- Native name: Symfonický orchester Slovenského rozhlasu
- Former name: Czecho-Slovak Radio Symphony Orchestra; CSR Symphony Orchestra;
- Founded: 1929; 96 years ago
- Location: Bratislava, Slovakia
- Principal conductor: Ondrej Lenárd

= Slovak Radio Symphony Orchestra =

Symphony orchestra based in Bratislava, Slovakia

The Slovak Radio Symphony Orchestra (Symfonický orchester Slovenského rozhlasu; SOSR), previously known as Czecho-Slovak Radio Symphony Orchestra and CSR Symphony Orchestra, is a symphony radio orchestra based in Bratislava, Slovakia.
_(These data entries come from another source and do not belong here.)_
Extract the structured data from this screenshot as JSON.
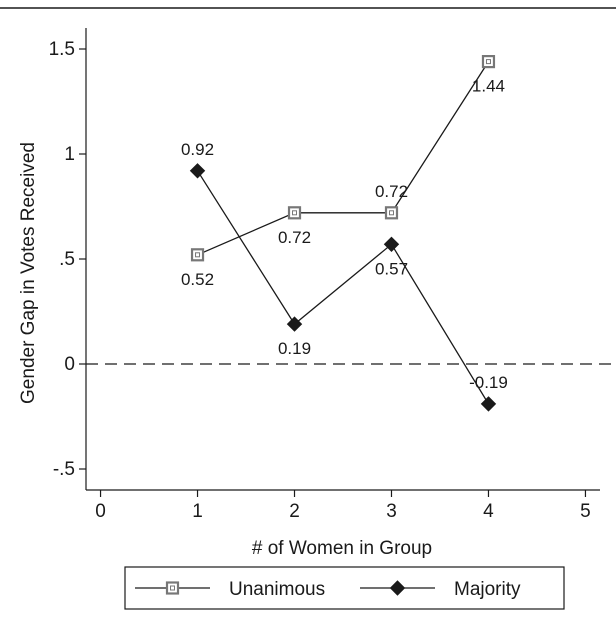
{
  "chart_data": {
    "type": "line",
    "title": "",
    "xlabel": "# of Women in Group",
    "ylabel": "Gender Gap in Votes Received",
    "xlim": [
      -0.15,
      5.15
    ],
    "ylim": [
      -0.6,
      1.6
    ],
    "x_ticks": [
      0,
      1,
      2,
      3,
      4,
      5
    ],
    "x_tick_labels": [
      "0",
      "1",
      "2",
      "3",
      "4",
      "5"
    ],
    "y_ticks": [
      -0.5,
      0,
      0.5,
      1,
      1.5
    ],
    "y_tick_labels": [
      "-.5",
      "0",
      ".5",
      "1",
      "1.5"
    ],
    "reference_line": {
      "y": 0,
      "style": "dashed"
    },
    "grid": false,
    "legend_position": "bottom",
    "series": [
      {
        "name": "Unanimous",
        "marker": "hollow-square",
        "color": "#777777",
        "x": [
          1,
          2,
          3,
          4
        ],
        "values": [
          0.52,
          0.72,
          0.72,
          1.44
        ],
        "labels": [
          "0.52",
          "0.72",
          "0.72",
          "1.44"
        ],
        "label_pos": [
          "below",
          "below",
          "above",
          "below"
        ]
      },
      {
        "name": "Majority",
        "marker": "filled-diamond",
        "color": "#1a1a1a",
        "x": [
          1,
          2,
          3,
          4
        ],
        "values": [
          0.92,
          0.19,
          0.57,
          -0.19
        ],
        "labels": [
          "0.92",
          "0.19",
          "0.57",
          "-0.19"
        ],
        "label_pos": [
          "above",
          "below",
          "below",
          "above"
        ]
      }
    ]
  }
}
Founded in 1929 to serve Slovak Radio, the orchestra became particularly associated with the music of Slovak composers, notably Alexander Moyzes, Eugen Suchoň and Ján Cikker.

Its first chief conductor was František Dyk, and the successive chief conductors of the orchestra have included Krešimir Baranović, Ľudovít Rajter, Ladislav Slovák, Václav Jiráček, Otakar Trhlík, Bystrík Režucha, Ondrej Lenárd (1977-90), Róbert Stankovský (1990-2001), Charles Olivieri-Munroe (2001-03), Oliver von Dohnányi (2006-07), Mario Košik. and Peter Valentovič.
In 2019, Ondrej Lenárd came back as the chief conductor.

The orchestra has become well known abroad through its broadcasts and recordings, particularly for the Naxos Records label.